Operationalising: what infrastructure is needed¶

Component	Purpose
Unified inference plane	Allow any LLM to be invoked from any sub-agent without per-model integration cost
Prompt versioning + management	Each (LLM, sub-task) pair has its own optimised prompt; manage as code
Prompt optimisation tooling	GEPA or equivalent — feedback loop on prompt quality
Per-sub-agent telemetry	Measure accuracy + cost + latency at the sub-agent altitude (not just end-to-end) — the engineering decision needs per-slice data
Cost guardrails	Frontier models on planning sub-agent can be expensive; need per-call budget controls

Databricks' platform property "seamless to try out any of the frontier models (including Opus, GPT, and Gemini), open-source models, as well as custom trained models" is what makes the pattern tractable; without that the per-sub-agent assignment is a multi-week-per-swap exercise.

When this fits / doesn't¶

Fits:

Agent has clearly separable sub-tasks with different capability profiles.
Inference platform makes per-model swapping cheap.
Prompt-optimisation tooling available.
High-volume agent — engineering investment amortised.
Clear telemetry per sub-agent for tuning.

Doesn't fit:

Sub-tasks are too tightly coupled to separate cleanly.
No infrastructure for swapping models — every swap is a major deployment.
Low-volume agent — engineering cost > savings.
Single LLM is dominantly best across all sub-tasks (rare in practice).

Anti-patterns¶

Pick best per sub-agent, no prompt optimisation — leaves significant accuracy on the table; smaller models underperform on generic prompts.
Optimise prompts only on flagship LLM — fails to adapt prompts to the smaller / faster model assigned to high-volume sub-tasks.
Same prompt across LLMs — different models respond differently to the same prompt; what's optimal for Opus isn't for Gemini.
No per-sub-agent telemetry — can't tell where the bottleneck is; blind tuning.
Frontier model on every sub-agent — defeats the cost benefit; reserve frontier for sub-tasks that pay off (planning, judging).

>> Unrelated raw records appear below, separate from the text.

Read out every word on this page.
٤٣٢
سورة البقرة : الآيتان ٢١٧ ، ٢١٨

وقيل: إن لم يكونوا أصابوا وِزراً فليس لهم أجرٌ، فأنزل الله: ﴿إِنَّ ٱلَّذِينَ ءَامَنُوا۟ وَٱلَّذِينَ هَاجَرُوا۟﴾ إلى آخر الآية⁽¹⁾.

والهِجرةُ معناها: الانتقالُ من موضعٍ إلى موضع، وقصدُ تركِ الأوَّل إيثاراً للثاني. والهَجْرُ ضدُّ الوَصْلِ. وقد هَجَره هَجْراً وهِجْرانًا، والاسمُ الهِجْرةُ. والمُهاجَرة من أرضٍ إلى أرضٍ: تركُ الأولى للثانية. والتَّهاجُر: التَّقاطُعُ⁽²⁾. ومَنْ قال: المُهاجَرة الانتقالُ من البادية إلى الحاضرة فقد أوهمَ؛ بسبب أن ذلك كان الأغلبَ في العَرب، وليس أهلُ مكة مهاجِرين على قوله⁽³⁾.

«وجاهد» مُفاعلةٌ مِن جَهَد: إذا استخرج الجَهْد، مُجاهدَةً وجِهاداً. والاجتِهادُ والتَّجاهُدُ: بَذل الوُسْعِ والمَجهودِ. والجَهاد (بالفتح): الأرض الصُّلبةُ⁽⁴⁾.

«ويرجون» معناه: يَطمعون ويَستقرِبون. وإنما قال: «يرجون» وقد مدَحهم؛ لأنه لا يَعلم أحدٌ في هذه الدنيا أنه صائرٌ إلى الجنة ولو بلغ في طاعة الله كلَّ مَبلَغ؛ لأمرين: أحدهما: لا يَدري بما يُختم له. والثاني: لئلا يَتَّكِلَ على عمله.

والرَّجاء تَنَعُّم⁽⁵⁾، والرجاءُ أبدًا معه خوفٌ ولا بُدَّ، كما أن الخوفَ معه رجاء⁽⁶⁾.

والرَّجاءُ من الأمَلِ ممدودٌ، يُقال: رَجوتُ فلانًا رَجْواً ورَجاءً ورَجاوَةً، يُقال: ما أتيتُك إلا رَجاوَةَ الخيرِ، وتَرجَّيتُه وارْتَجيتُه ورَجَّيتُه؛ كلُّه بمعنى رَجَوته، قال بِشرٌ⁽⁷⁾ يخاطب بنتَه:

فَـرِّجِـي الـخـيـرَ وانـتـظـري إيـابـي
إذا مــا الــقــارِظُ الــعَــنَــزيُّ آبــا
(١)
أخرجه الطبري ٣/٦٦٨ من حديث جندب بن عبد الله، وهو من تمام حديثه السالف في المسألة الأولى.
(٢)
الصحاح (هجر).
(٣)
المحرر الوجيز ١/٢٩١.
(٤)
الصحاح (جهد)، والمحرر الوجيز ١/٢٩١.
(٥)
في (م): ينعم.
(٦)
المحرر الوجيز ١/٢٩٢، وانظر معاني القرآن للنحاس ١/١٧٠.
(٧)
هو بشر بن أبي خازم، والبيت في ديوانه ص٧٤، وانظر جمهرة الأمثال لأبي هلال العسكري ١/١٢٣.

patterns/parallel-trajectory-sampling-and-aggregation — composes naturally; parallel trajectories each use the multi-LLM per-sub-agent pattern.
patterns/four-phase-data-agent-trajectory — each phase has different LLM assignments per the multi-LLM pattern.
concepts/multi-llm-sub-agent-routing — the underlying concept; this is the operational shape.

Seen in¶

sources/2026-05-08-databricks-pushing-the-frontier-for-data-agents-with-genie — canonical first wiki disclosure of LLM-per-sub-agent + GEPA- optimised-prompts as a named pattern. Genie uses different LLMs for planning / search / code-gen / judge sub-agents; GEPA optimises the corresponding prompts; combined effect is simultaneous improvement on accuracy + cost + latency (Figure 1 end-state). Specific (LLM, sub-task) assignments not disclosed publicly.